France: des migrants dénoncent l' »impossibilité » d’obtenir des rendez-vous en préfecture

Des mois d’attente et un risque d’expulsion qui se profile: une cinquantaine de ressortissants étrangers, excédés par "l’impossibilité" d’obtenir des rendez-vous en ligne pour régulariser leur situation, ont assigné l’État français en justice mercredi et manifesté devant les préfectures de la région parisienne.

Capuche de doudoune sur la tête et pochette bleue sous le bras, Mazua Salikumu, un Congolais de 46 ans, a ramené devant le Tribunal administratif de Montreuil, une commune à l’est de Paris, les captures d’écran imprimées qui prouvent que, depuis près de six mois, il tente en vain d’obtenir un rendez-vous en ligne pour pouvoir déposer son dossier où "tout est bon en terme de papiers".

"Je regarde tout le temps sur le site, pas de rendez-vous. J’ai même été arrêté par la police car je n’étais pas en règle. Je leur ai expliqué que j’avais tous les papiers mais que je n’arrivais pas à déposer mon dossier, ils m’ont laissé repartir", explique-t-il devant le tribunal où ont été déposés "symboliquement" ces recours, en réalité introduits de manière dématérialisée.

C’est justement la dématérialisation de ces services qui inquiète les dizaines d’associations de soutien aux migrants, comme La Cimade, qui ont appelé à des rassemblements mercredi après-midi devant quatre préfectures de banlieue.

Faute de créneaux disponibles, nombre de personnes étrangères, pourtant déjà détentrices d’une carte de séjour, n’arrivent pas à "renouveler leur titre à temps (…), ce qui peut entraîner la perte de leur emploi et de leurs droits sociaux", dénoncent ces associations. "Pour les autres, c’est un obstacle supplémentaire dans la régularisation", alors qu’elles remplissent pour certaines les conditions pour obtenir un titre de séjour: "Elles sont cantonnées dans l’irrégularité et demeurent sous le risque d’une expulsion", ajoutent-elles.

Laurence Roques, présidente du Syndicat des avocats de France, dénonce même "un pré-tri des étrangers" opéré par l’administration.

Des fils d’attente "virtuelles"

Il y a quelques années, explique-t-elle, "on avait des queues physiques dès 04H00 du matin, avec des étrangers qui se relayaient" pour accéder à la préfecture.
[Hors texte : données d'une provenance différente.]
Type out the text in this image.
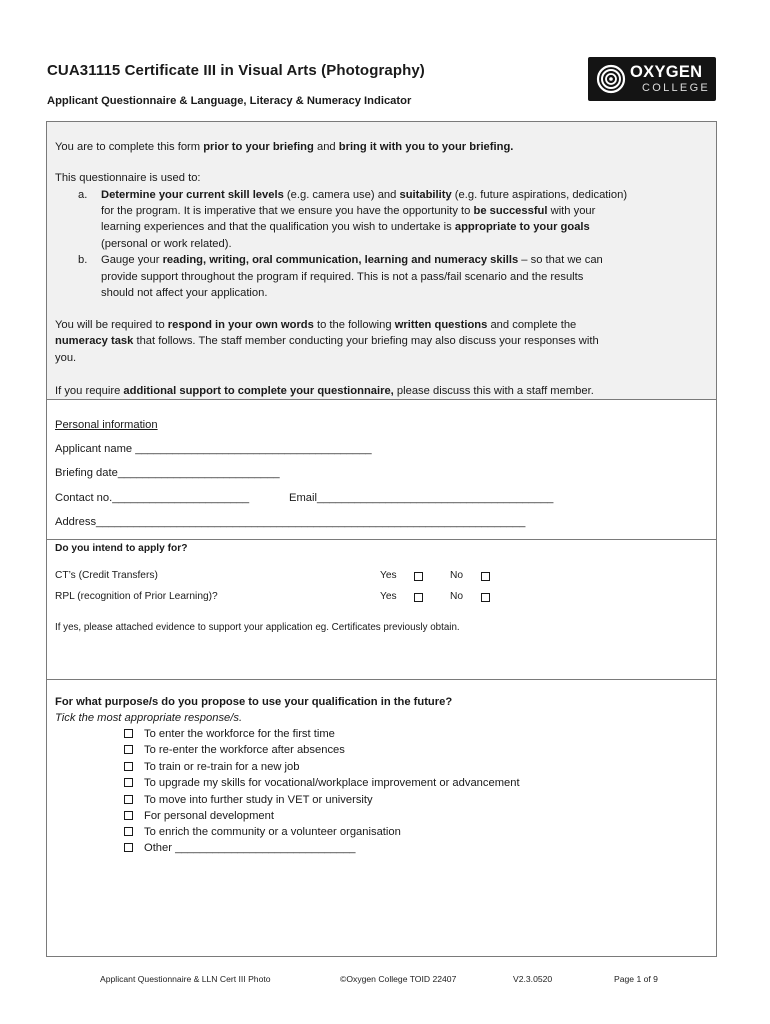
CUA31115 Certificate III in Visual Arts (Photography)
Applicant Questionnaire & Language, Literacy & Numeracy Indicator
OXYGEN
COLLEGE
You are to complete this form prior to your briefing and bring it with you to your briefing.
This questionnaire is used to:
a. Determine your current skill levels (e.g. camera use) and suitability (e.g. future aspirations, dedication)
for the program. It is imperative that we ensure you have the opportunity to be successful with your
learning experiences and that the qualification you wish to undertake is appropriate to your goals
(personal or work related).
b. Gauge your reading, writing, oral communication, learning and numeracy skills – so that we can
provide support throughout the program if required. This is not a pass/fail scenario and the results
should not affect your application.
You will be required to respond in your own words to the following written questions and complete the
numeracy task that follows. The staff member conducting your briefing may also discuss your responses with
you.
If you require additional support to complete your questionnaire, please discuss this with a staff member.
Personal information
Applicant name ______________________________________
Briefing date__________________________
Contact no.______________________	Email______________________________________
Address_____________________________________________________________________
Do you intend to apply for?
CT’s (Credit Transfers)	Yes	No
RPL (recognition of Prior Learning)?	Yes	No
If yes, please attached evidence to support your application eg. Certificates previously obtain.
For what purpose/s do you propose to use your qualification in the future?
Tick the most appropriate response/s.
To enter the workforce for the first time
To re-enter the workforce after absences
To train or re-train for a new job
To upgrade my skills for vocational/workplace improvement or advancement
To move into further study in VET or university
For personal development
To enrich the community or a volunteer organisation
Other _____________________________
Applicant Questionnaire & LLN Cert III Photo	©Oxygen College TOID 22407	V2.3.0520	Page 1 of 9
Aujourd’hui, elles ont été remplacées par des files d’attente "virtuelles".

Dans un communiqué, le tribunal administratif de Montreuil a indiqué avoir été saisi de "près de 190 référés" depuis le 1er janvier 2019, assurant que ces dossiers étaient "traités par le tribunal en urgence".

"On reçoit plus de 80 étrangers par semaine, pour beaucoup avec des dossiers complets, mais il ne parviennent pas à prendre rendez-vous. Le seul conseil qu’on peut leur donner c’est d’essayer tous les quarts d’heure, dans l’espoir qu’un créneau se libère", déplore Yves, un militant de la Cimade.

"Ils passent leur temps à cliquer, leur famille, leurs amis, leurs voisins, cliquent tous les jours. C’est un stress constant", décrit Judith Sebo du Secours catholique, à un rassemblement de plus d’une centaine de personnes devant la préfecture de Nanterre (nord-ouest de Paris).

"On demande un accès effectif au service public. Ca devient une fabrique de sans-papiers", résume-t-elle.

Mazua Salikumu, lui, est prêt à tout pour pouvoir déposer son dossier: il y a quelques jours, on lui a proposé un rendez-vous moyennant 300 à 400 euros. "Je suis prêt à payer, même si je sais que c’est gratuit normalement, parce que sinon c’est impossible", poursuit-il, en expliquant toutefois qu’aux dernières nouvelles son "revendeur" n’avait toujours rien à lui proposer.

Les réseaux de revente de rendez-vous explosent ces derniers mois, abondent les associations.

Bocoum Daouda, sans-papier d’une trentaine d’années, raconte pour sa part avoir mis son réveil "toutes les nuits" pour se lever à 01H du matin, lorsque les places étaient censées être réaffichées.

"J’essayais jusqu’à 10H, 11H du matin. Rien. Mon employeur, qui était prêt à entamer une procédure de régularisation pour moi, a fini par abandonner il y a sept mois, car je ne déposais pas mon dossier", lâche-t-il, désabusé.

Il s’est ainsi retrouvé à la rue, affirme-t-il, avant d’être pris en charge par le Samu social de Paris. "J’ai tout perdu."